Cheung, C.W., et al., Analgesic and sedative effects of intranasal dexmedetomidine in third molar surgery under local anaesthesia. Br J Anaesth, 2011. 107(3): p. 430-7.
Abstract: BACKGROUND: Dexmedetomidine (DEX) is an alpha 2-adrenoreceptor agonist, which induces sedation and analgesia. This study aimed to determine whether intranasal DEX offered perioperative sedation and better postoperative analgesia. METHODS: Patients having unilateral third molar surgery under local anaesthesia were recruited and allocated to receive either intranasal DEX 1 microg kg(-1) (Group D) or same volume of saline (Group P) 45 min before surgery. Patient-controlled sedation with propofol was offered as a rescue sedative. Perioperative sedation, postoperative pain relief and analgesic consumption, vital signs, adverse events, postoperative recovery, and satisfaction in sedation and analgesia were assessed. RESULTS: Thirty patients from each group were studied. Areas under curve (AUC) of postoperative numerical rating scale (NRS) pain scores 1-12 h at rest and during mouth opening were significantly lower in Group D (P=0.003 and 0.009, respectively). AUC BIS values and OAA/S sedation scores were significantly lower before surgery and at the recovery area (all P<0.01) with significantly less intra-operative propofol used in group D (P<0.01).

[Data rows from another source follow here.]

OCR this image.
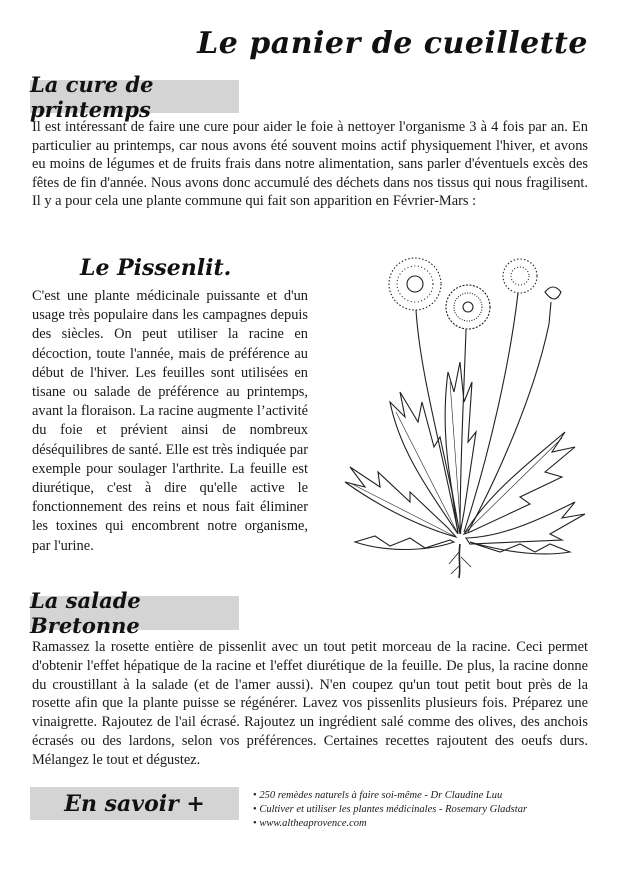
Le panier de cueillette
La cure de printemps

Il est intéressant de faire une cure pour aider le foie à nettoyer l'organisme 3 à 4 fois par an. En particulier au printemps, car nous avons été souvent moins actif physiquement l'hiver, et avons eu moins de légumes et de fruits frais dans notre alimentation, sans parler d'éventuels excès des fêtes de fin d'année. Nous avons donc accumulé des déchets dans nos tissus qui nous fragilisent. Il y a pour cela une plante commune qui fait son apparition en Février-Mars :

Le Pissenlit.

C'est une plante médicinale puissante et d'un usage très populaire dans les campagnes depuis des siècles. On peut utiliser la racine en décoction, toute l'année, mais de préférence au début de l'hiver. Les feuilles sont utilisées en tisane ou salade de préférence au printemps, avant la floraison. La racine augmente l’activité du foie et prévient ainsi de nombreux déséquilibres de santé. Elle est très indiquée par exemple pour soulager l'arthrite. La feuille est diurétique, c'est à dire qu'elle active le fonctionnement des reins et nous fait éliminer les toxines qui encombrent notre organisme, par l'urine.

La salade Bretonne

Ramassez la rosette entière de pissenlit avec un tout petit morceau de la racine. Ceci permet d'obtenir l'effet hépatique de la racine et l'effet diurétique de la feuille. De plus, la racine donne du croustillant à la salade (et de l'amer aussi). N'en coupez qu'un tout petit bout près de la rosette afin que la plante puisse se régénérer. Lavez vos pissenlits plusieurs fois. Préparez une vinaigrette. Rajoutez de l'ail écrasé. Rajoutez un ingrédient salé comme des olives, des anchois écrasés ou des lardons, selon vos préférences. Certaines recettes rajoutent des oeufs durs. Mélangez le tout et dégustez.

En savoir +
•	250 remèdes naturels à faire soi-même - Dr Claudine Luu
• Cultiver et utiliser les plantes médicinales - Rosemary Gladstar
• www.altheaprovence.com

In group D, heart rate was significantly lower at recovery period (P=0.005) while systolic blood pressure in different periods of the study (all P<0.01), but the decreases did not require treatment. More patients from placebo group experienced dizziness (P=0.026) but no serious adverse event was found. No difference was found in postoperative psychomotor recovery and satisfaction in pain relief and sedation. CONCLUSIONS: Patients receiving intranasal DEX for unilateral third molar surgery with local anaesthesia were more sedated perioperatively with better postoperative pain relief. No delay in psychomotor recovery was seen.
Web site Editorial comments:
This is the first clinical trial using IN dexmedetomidine in adults. The results demonstrate better sedation at the time of surgery, less use of propofol during surgery and better post-operative pain relief. The authors make specific comments regarding the long length of action making it fairly ideal for pre-operative sedation since there is considerable variation between time of delivery and final arrival in the operating suite. Despite this length of action there was no delay in recovery for this type of dental surgical extraction (perhaps this would not be the case for something fast like a myringotomy).